"Anda aí mão criminosa"! É uma expressão que costuma ouvir-se de forma recorrente, todos os verões, a propósito da origem dos incêndios que vão consumindo impunemente este país. Não se sabe muito bem o que é a tão famigerada "mão criminosa", pois não há rosto(s) nem atribuição de responsabilidade(s). A "mão criminosa" é uma coisa vaga e difusa que não quer dizer nada e diz tudo ao mesmo tempo. Pode ser a mão de "qualquer um" e de "ninguém". Um estranho "objecto" que se autonomizou, desgarrado de todo e qualquer "sujeito". Só um sujeito (ético) pode responder pelo faz, não uma mão. Uma mão faz e...pronto. Talvez por isso, mesmo se todos os anos, em alturas críticas, se ouve dizer que tal e tal "sujeito" foram detidos, os incêndios não páram porque a "mão criminosa" (inimputável, irresponsável) continua à solta, não se quixando da falta de acessos e de meios.
Desde criança que oiço a mesma lamúria e quixume: "falta de acessos e de meios". O país arde porque faltam acessos e meios. Não seria já tempo de agir, dando meios aos que deles precisam e constuindo os acessos que são necessários, em vez desta eterna e inconsequente lamúria?
Em vez disso, ano após ano, o país vai ardendo (não sei como resta ainda país para arder!) e a queixa repete-se: "falta de acessos e de meios".
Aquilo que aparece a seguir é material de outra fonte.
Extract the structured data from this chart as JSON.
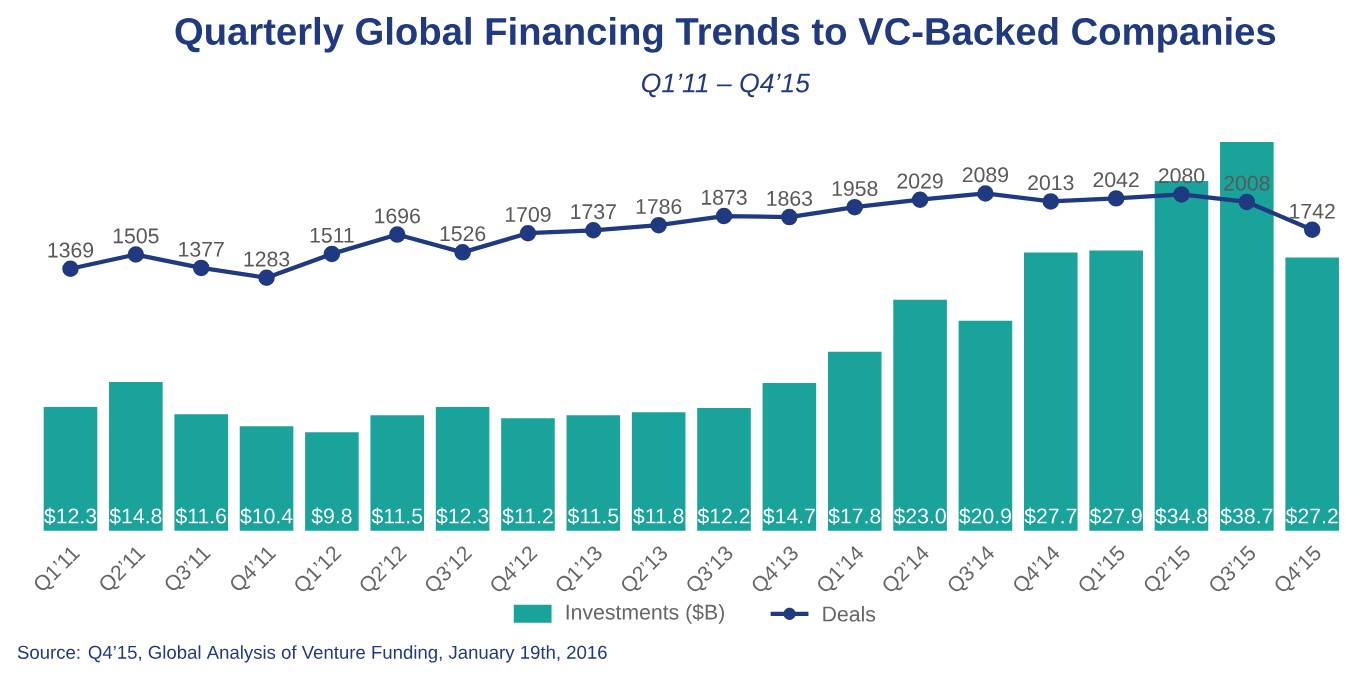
{
  "chart_data": {
    "type": "bar",
    "title": "Quarterly Global Financing Trends to VC-Backed Companies",
    "subtitle": "Q1’11 – Q4’15",
    "categories": [
      "Q1’11",
      "Q2’11",
      "Q3’11",
      "Q4’11",
      "Q1’12",
      "Q2’12",
      "Q3’12",
      "Q4’12",
      "Q1’13",
      "Q2’13",
      "Q3’13",
      "Q4’13",
      "Q1’14",
      "Q2’14",
      "Q3’14",
      "Q4’14",
      "Q1’15",
      "Q2’15",
      "Q3’15",
      "Q4’15"
    ],
    "series": [
      {
        "name": "Investments ($B)",
        "color": "#19a39b",
        "values": [
          12.3,
          14.8,
          11.6,
          10.4,
          9.8,
          11.5,
          12.3,
          11.2,
          11.5,
          11.8,
          12.2,
          14.7,
          17.8,
          23.0,
          20.9,
          27.7,
          27.9,
          34.8,
          38.7,
          27.2
        ],
        "value_labels": [
          "$12.3",
          "$14.8",
          "$11.6",
          "$10.4",
          "$9.8",
          "$11.5",
          "$12.3",
          "$11.2",
          "$11.5",
          "$11.8",
          "$12.2",
          "$14.7",
          "$17.8",
          "$23.0",
          "$20.9",
          "$27.7",
          "$27.9",
          "$34.8",
          "$38.7",
          "$27.2"
        ]
      },
      {
        "name": "Deals",
        "type": "line",
        "axis": "y2",
        "color": "#1f3a80",
        "values": [
          1369,
          1505,
          1377,
          1283,
          1511,
          1696,
          1526,
          1709,
          1737,
          1786,
          1873,
          1863,
          1958,
          2029,
          2089,
          2013,
          2042,
          2080,
          2008,
          1742
        ],
        "value_labels": [
          "1369",
          "1505",
          "1377",
          "1283",
          "1511",
          "1696",
          "1526",
          "1709",
          "1737",
          "1786",
          "1873",
          "1863",
          "1958",
          "2029",
          "2089",
          "2013",
          "2042",
          "2080",
          "2008",
          "1742"
        ]
      }
    ],
    "marker": "circle",
    "legend": "bottom",
    "grid": false,
    "annotations": [
      "Source: Q4’15, Global Analysis of Venture Funding, January 19th, 2016"
    ]
  }
}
A televisão mostra sem cessar, de uma forma cada vez mais patética, anódina e repetitiva, como se de um show se tratasse, os incêndios e a "discussão" em torno deles (não a reflexão que leva a agir) e o que se ouve, até à exaustão, é o disco riscado do "discurso corrente" e vazio: queixume e lamúria, falta de acessos e de meios. Ao mesmo tempo, não deixa de ser curioso - e sintomático - que quando se tratou de construir acessos e de dar meios para os "dez estádios", grande parte deles agora inúteis e vazios, no momento esperado as coisas funcionaram. Porquê? Quando quando se trata da "imagem" que queremos mostrar para os outros, os "de fora", para "inglês ver", como se diz, as coisas fazem-se, aparecem feitas. Quanto ao resto, mato e floresta, espaço verde, "deixai arder!", como eu ouvia, também na minha infância, aos burgessos do meu país. É estranho este gosto pelo fogo, por ver arder, queimar...que tanto seduz os portugueses em geral (talvez por isso a "mão criminosa" não tenha rosto porque estamos todos, de uma forma ou de outra (inconscientemente), implicados. Não há festa (romaria, procissão, etc.) que não tenha "fogo". Lembro-me que na minha infância havia uma altura do ano em que os rapazes costumavam brincar às "fogueiras". Há regiões em que se queima o madeiro (do senhor). Em Fátima queimam-se velas. Fazem-se "queimadas" noutros sítios. Parece que mantemos - de forma "críptica" - um "temor" ancestral de que o fogo (pré-histórico) se apage e nos deixe literalmente às escuras. Enquanto há fogo, há esperança. Não sabemos de quê, mas não importa, pois nada importa verdadeiramente.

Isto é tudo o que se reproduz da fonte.